Each of you ponies up $100, the spray booth owner gets paid, paint gets bought and Pete sprays the car. The stakes administration now reads:

Pete: 480 (100 + (760/2))
You: 1850
buddy: 1700

In total there are now 4030 stakes.

The car is now finished and ready to be sold, it goes up for auction and fetches - much to your surprise - $7500

The money is divdided according to the stakes administration, so Pete gets 480 * (7500 / 4030) $893.30, your buddy gets 3163.66 and you get $3442.93.

That concludes the project.

This same principle can be applied to many different 'projects', startup companies and all kinds of situations where people work together on some common piece of work. The elegant bits here are how the modular company formed for the car project elegantly incorporated new realities in the case of:

  • illness
  • cash shortage
  • failure to plan properly
  • In the case of getting ill, lack of interest or some kind of personal crisis the project does not suffer, the stakes administration adjusts itself either marginally (such as in this case) or dramatically (in case someone completely drops out of the project), and there is room to add newcomers to the project to take over.

    Cash shortage (buy paint, rent spraybooth) is dealt with by putting cash into the project for stakes, and a failure to plan properly (lack of spraying skills) was handled by bringing on board someone that believed in the project.

    For startups change of the plan is more the norm than the exception, and i the first couple of months, possibly up to several years, let's say before cash starts flowing this is a very elegant way of tracking contributions.

    Shares, Revenue shares and bonuses don't work nearly as well as stakes , basically everybody that contributes has to be certain that their work will be rewarded if and when the project becomes successful.

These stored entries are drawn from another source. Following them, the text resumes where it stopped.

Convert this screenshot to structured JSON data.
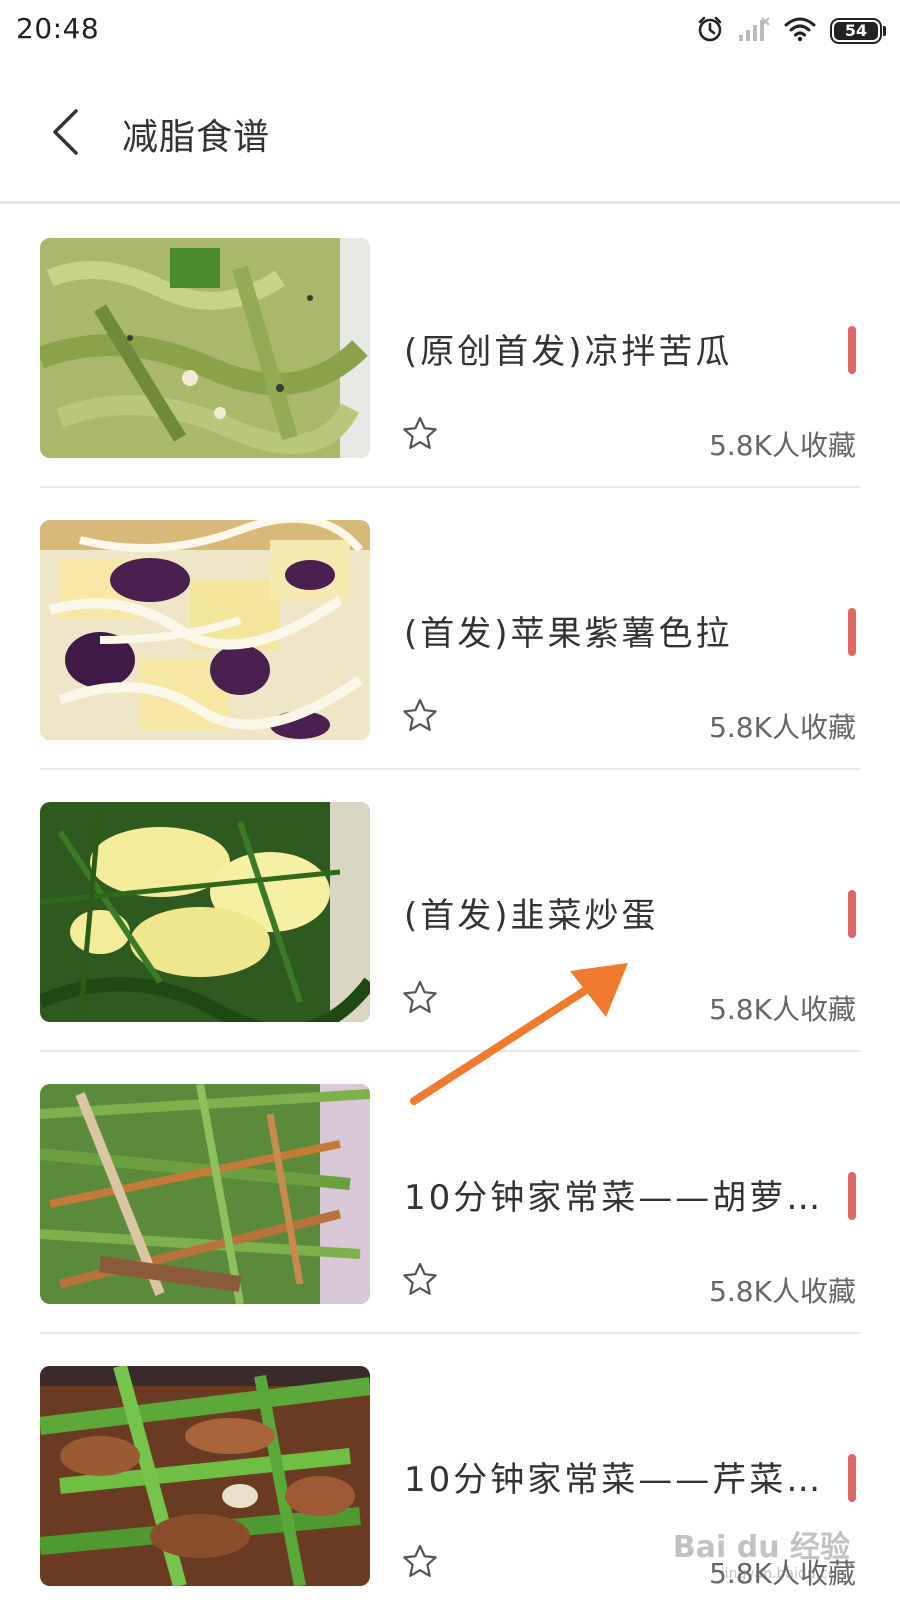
{
  "status_bar": {
    "time": "20:48",
    "battery": "54",
    "icons": [
      "alarm-icon",
      "cellular-signal-icon",
      "wifi-icon",
      "battery-icon"
    ]
  },
  "header": {
    "title": "减脂食谱",
    "back_icon": "chevron-left-icon"
  },
  "recipes": [
    {
      "title": "(原创首发)凉拌苦瓜",
      "favorites": "5.8K人收藏",
      "image": "bitter-melon-salad"
    },
    {
      "title": "(首发)苹果紫薯色拉",
      "favorites": "5.8K人收藏",
      "image": "apple-purple-potato-salad"
    },
    {
      "title": "(首发)韭菜炒蛋",
      "favorites": "5.8K人收藏",
      "image": "chive-scrambled-egg"
    },
    {
      "title": "10分钟家常菜——胡萝…",
      "favorites": "5.8K人收藏",
      "image": "carrot-stir-fry"
    },
    {
      "title": "10分钟家常菜——芹菜…",
      "favorites": "5.8K人收藏",
      "image": "celery-stir-fry"
    }
  ],
  "colors": {
    "accent_bar": "#e06565",
    "annotation_arrow": "#f07a2e",
    "divider": "#e8e8e8"
  },
  "watermark": {
    "main": "Bai du 经验",
    "sub": "jingyan.baidu.com"
  }
}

    The Modular Company concept takes in to account the realities of life, not everybody is able to live up to their promises, and not everybody has the mindset to be a successful player in the long term and this has to be dealt with seamlessly and without fuss.

    The concept is easily extended by allowing stakeholders to trade their stakes and to allow forks and merges (for software and internet based projects).

    Eventually TMC will make available here an online tool to manage your stake administration.